Publié le 10 avril 2008 par Nepigo

« La solitude désole le cœur et contente l’esprit »

Camille Belguise

Fuir est une stratégie possible lorsque nous avons peur. Mais aujourd’hui, la mondialisation limite cette possibilité car il n'y a plus d'extérieur où se réfugier. Le monde, du fait du développement des systèmes de transport, s'est considérablement rétréci. Les risques deviennent des risques internes, globaux, systémiques, qui nous hantent parce que nous ne pouvons plus y échapper.

Ulrich Beck parlait déjà, au moment de Tchernobyl en 1986, de l’apparition de la « société du risque », une société ayant peur d’elle-même et se critiquant parce qu’ayant trop bien réussi. Pour lui, cette critique s’opère selon trois axes :

- Les progrès de la productivité, en diminuant la pression de la nécessité, mènent à une inversion des priorités entre profits et risques, le progrès et ses effets secondaires. La critique de la science et de l’économie se développe.

- L’individualisation résultant de l’État-providence, de la diversification des parcours et de la division du travail fait éclater la famille et les normes salariales, généralisant incertitude et insécurité.

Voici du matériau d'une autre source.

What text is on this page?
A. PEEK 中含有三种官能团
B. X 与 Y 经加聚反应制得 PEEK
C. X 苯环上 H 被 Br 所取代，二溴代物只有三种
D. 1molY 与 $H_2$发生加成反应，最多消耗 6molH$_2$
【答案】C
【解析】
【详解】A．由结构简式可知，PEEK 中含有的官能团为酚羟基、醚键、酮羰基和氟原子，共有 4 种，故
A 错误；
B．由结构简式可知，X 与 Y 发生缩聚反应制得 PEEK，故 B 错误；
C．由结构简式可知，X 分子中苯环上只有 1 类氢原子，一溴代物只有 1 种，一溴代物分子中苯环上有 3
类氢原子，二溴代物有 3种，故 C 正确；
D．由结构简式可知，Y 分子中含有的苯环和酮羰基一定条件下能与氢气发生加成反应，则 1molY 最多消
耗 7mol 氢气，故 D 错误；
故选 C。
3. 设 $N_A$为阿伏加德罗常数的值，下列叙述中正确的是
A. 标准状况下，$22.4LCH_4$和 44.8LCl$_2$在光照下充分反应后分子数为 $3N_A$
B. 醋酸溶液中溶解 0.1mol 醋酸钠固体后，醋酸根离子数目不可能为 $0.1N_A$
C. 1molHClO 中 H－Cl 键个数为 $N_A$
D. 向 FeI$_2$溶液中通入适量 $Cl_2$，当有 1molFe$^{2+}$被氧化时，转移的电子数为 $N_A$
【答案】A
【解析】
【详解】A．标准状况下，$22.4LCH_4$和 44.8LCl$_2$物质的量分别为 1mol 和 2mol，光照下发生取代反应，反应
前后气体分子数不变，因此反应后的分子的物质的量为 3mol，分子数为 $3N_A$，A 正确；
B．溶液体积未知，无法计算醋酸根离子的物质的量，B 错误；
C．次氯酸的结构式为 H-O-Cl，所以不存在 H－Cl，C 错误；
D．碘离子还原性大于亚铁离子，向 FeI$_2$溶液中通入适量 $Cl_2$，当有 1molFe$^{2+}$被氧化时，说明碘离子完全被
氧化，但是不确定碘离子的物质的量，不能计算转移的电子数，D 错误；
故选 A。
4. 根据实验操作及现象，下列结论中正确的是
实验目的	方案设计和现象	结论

- La victoire de la démocratie vide de sa substance le centralisme politique, qui perd de son pouvoir sur la société. Celle-ci voit se développer l’action citoyenne sub-politique, plus ou moins autonome, dirigée contre un pouvoir central sourd et une science aveugle à ses effets. On peut parler d’une remise en cause du monopole de la science et de la politique, du savoir et du pouvoir.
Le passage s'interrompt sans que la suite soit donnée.